“Don’t be afraid to give up the good to go for the great.” John D. Rockefeller

Growth always involves a process of change. The decision to grow a business is one that will involve new ways of thinking and doing things. Business growth can either be organic or inorganic. Inorganic growth describes a situation where a business merges with another one or a big business acquires a smaller one. Organic growth, however, is a situation where a business works towards increasing their number of customers, sales/ revenue, etc. on its own by adopting new strategies that will give them competitive advantage in the market1. Organic growth may occur in four ways –

  • Market Penetration
  • Market Development
  • Product Development and
  • Diversification

In order to adopt any of these strategies, It is imperative to answer two fundamental questions:

  • Who is your target market? This means clearly defining your focus market. Do you want to serve a niche segment or the entire population?  Even if you decide to go with the entire population, you may still need to develop products and/or clearly define services for every customer profile that you identify. For instance, I recently came across a fashion designer that caters only to high end customers e.g. celebrities, politicians etc. This suggests that whatever the business does in terms of strategy will be to devise more creative ways of capturing that segment.
  • How far do you want to go? By how much do you want to grow? To answer this question means to clearly set growth targets. Do you know the size of the market you have chosen to play in? What share of the market do you want to control in terms of percentages? It is important to be specific in setting these goals so that it helps you as a business owner to assess your position at the end of the period. Do you want just 100 more customers by the end of the year? What is the potential sales you aspire to make given your targeted 100 new customers?

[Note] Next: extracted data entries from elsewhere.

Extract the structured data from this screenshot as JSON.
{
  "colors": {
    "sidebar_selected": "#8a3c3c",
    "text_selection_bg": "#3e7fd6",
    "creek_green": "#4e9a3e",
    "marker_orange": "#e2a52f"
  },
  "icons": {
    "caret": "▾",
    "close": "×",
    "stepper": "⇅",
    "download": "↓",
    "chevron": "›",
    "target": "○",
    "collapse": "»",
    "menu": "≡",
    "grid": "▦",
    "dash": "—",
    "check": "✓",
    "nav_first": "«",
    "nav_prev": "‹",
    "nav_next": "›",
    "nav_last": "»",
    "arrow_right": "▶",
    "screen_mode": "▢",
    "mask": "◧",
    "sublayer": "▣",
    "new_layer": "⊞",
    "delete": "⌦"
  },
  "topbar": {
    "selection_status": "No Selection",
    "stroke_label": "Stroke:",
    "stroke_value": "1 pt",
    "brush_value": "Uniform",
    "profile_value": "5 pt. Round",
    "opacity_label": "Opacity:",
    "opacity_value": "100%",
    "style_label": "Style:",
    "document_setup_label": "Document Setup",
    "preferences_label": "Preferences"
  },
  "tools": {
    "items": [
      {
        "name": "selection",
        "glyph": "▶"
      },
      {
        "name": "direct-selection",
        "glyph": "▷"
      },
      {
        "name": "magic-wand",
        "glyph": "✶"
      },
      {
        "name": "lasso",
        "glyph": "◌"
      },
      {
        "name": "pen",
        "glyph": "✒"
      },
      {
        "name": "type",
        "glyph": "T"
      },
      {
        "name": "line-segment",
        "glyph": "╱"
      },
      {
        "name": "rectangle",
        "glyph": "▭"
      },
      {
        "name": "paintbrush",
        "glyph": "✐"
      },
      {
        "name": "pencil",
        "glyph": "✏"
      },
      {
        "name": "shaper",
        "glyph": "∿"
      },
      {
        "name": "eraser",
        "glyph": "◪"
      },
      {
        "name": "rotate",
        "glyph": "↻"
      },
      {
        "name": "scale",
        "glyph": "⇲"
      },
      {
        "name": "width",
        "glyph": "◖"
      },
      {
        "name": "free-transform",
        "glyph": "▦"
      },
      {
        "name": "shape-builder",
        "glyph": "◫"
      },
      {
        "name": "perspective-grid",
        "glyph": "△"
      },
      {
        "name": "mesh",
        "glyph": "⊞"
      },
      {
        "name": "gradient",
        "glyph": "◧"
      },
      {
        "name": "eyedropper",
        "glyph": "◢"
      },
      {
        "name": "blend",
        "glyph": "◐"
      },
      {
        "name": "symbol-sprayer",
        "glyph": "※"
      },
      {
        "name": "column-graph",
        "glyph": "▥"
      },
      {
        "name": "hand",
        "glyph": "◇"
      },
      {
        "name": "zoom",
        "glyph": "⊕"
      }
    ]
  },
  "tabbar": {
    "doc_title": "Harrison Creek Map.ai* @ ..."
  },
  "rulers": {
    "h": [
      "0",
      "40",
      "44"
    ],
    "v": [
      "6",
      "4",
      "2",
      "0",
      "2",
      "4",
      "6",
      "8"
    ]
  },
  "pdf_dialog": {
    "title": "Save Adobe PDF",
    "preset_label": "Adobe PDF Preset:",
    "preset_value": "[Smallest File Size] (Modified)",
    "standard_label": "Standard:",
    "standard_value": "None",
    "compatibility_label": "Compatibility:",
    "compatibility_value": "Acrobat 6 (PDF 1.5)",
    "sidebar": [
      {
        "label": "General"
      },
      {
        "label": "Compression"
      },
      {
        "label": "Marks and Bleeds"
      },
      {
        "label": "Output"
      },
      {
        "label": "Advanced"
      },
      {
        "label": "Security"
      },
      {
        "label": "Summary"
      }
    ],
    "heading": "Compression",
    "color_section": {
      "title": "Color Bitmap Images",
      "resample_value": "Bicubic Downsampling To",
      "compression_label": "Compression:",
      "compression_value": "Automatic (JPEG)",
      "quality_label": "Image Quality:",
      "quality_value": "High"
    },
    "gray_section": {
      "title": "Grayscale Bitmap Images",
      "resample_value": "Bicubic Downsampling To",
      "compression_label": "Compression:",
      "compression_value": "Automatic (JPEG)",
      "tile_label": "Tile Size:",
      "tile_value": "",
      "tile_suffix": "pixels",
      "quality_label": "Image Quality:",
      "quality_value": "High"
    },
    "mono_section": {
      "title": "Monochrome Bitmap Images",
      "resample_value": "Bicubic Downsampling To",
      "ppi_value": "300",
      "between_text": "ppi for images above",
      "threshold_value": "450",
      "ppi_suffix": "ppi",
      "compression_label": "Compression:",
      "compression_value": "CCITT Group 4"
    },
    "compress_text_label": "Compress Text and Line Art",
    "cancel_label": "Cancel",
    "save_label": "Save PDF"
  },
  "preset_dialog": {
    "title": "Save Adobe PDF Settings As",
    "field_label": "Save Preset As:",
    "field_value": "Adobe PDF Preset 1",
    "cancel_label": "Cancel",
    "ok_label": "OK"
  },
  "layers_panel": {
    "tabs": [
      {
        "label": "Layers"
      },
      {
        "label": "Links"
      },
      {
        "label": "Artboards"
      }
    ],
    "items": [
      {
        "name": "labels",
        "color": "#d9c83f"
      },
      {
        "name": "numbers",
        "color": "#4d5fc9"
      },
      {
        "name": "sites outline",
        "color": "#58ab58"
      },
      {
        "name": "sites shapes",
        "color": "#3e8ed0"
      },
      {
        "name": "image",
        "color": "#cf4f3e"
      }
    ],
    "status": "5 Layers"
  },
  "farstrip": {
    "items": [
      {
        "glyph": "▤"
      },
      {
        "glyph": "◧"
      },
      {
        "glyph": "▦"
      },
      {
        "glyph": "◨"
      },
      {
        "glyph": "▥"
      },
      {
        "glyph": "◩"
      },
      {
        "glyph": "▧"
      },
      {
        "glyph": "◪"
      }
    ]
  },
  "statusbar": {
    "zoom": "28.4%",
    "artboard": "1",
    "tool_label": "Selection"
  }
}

Once these questions are addressed, the business can then begin to define its growth strategy. The focus of this article will be on market penetration as a growth strategy. Market penetration simply means increasing marketing efforts of products and services in the current market of business operation. This can be done in at least four of the following ways:

  • Price adjustments: This entails lowering prices to attract certain segments or could mean offering premium prices in order to penetrate another segment of your target market. This may be in form of student or employee discounts in order to attract students to patronise your product/service. It could also mean repackaging the product or refining the service proposition to distinct customer segments to be offered at different prices. For instance, the case of a top FMCG company in Nigeria who has two different brands of the same product (milk) to cater to different segments of the market.
  • Distribution Channels: Who are your target market and how can you get your product/service to them? What channels do you currently use to distribute or initiate sales for your products? In this digital age, one way to grow will definitely involve having a digital presence i.e. mobile and social media. Other approaches may include launching a website to have an online store. Depending on the cost structure of the business, this can be rolled out in phases. The first stage could be signing on to a digital platform or online marketplace to give the business first access to market. As sales picks up, the business could decide to host their own website. Furthermore, depending on your target market and type of business, you may also wish to open up more physical outlets in strategic locations. This however may come at a higher cost than other channels but the business can also take advantage of shared spaces, pop-up outlets, or stalls at business expos/ exhibitions.
  • Promotions: For a small business, this often proves helpful in raising top of mind awareness for the products/ services offered and this can be done in various ways. For example by leveraging on the power of social media giveaways where friends can tag their friends on the business social media to use your product/ service. Also, the business can take advantage of festive periods where certain products will be in high demands to run sales promotions which will boost sales turnover.
  • Loyalty rewards: The world we live in today is very competitive. Today’s consumer is more informed and as such, can easily switch at any point in time. Thus, small businesses must appreciate a loyal customer because it is a conscious choice for the customer to repeat patronage. Hence, the business must focus on building a strong customer service experience and never underestimate the power of referrals. Once a customer has encountered exceptional service, it is important for the business to convert that customer from a satisfied one to a promoter of the business product and brand. To do this, the business can incentivize the customer through loyalty rewards which can be translatable to value for the customer. For example, a bank in Nigeria has offered free taxi rides to customers on their 6th ride provided they have pay with the bank’s card.

It is important to note that each of these strategies has its own level of risk and cost implications. Therefore, the business owner has to decide the level of risk and cost he or she is willing to bear at a particular point in time. In identifying risks, also make sure to develop plans to mitigate them. If the business decides to go with a less expensive strategy, you must ensure not to compromise on your service promise or quality to the customer.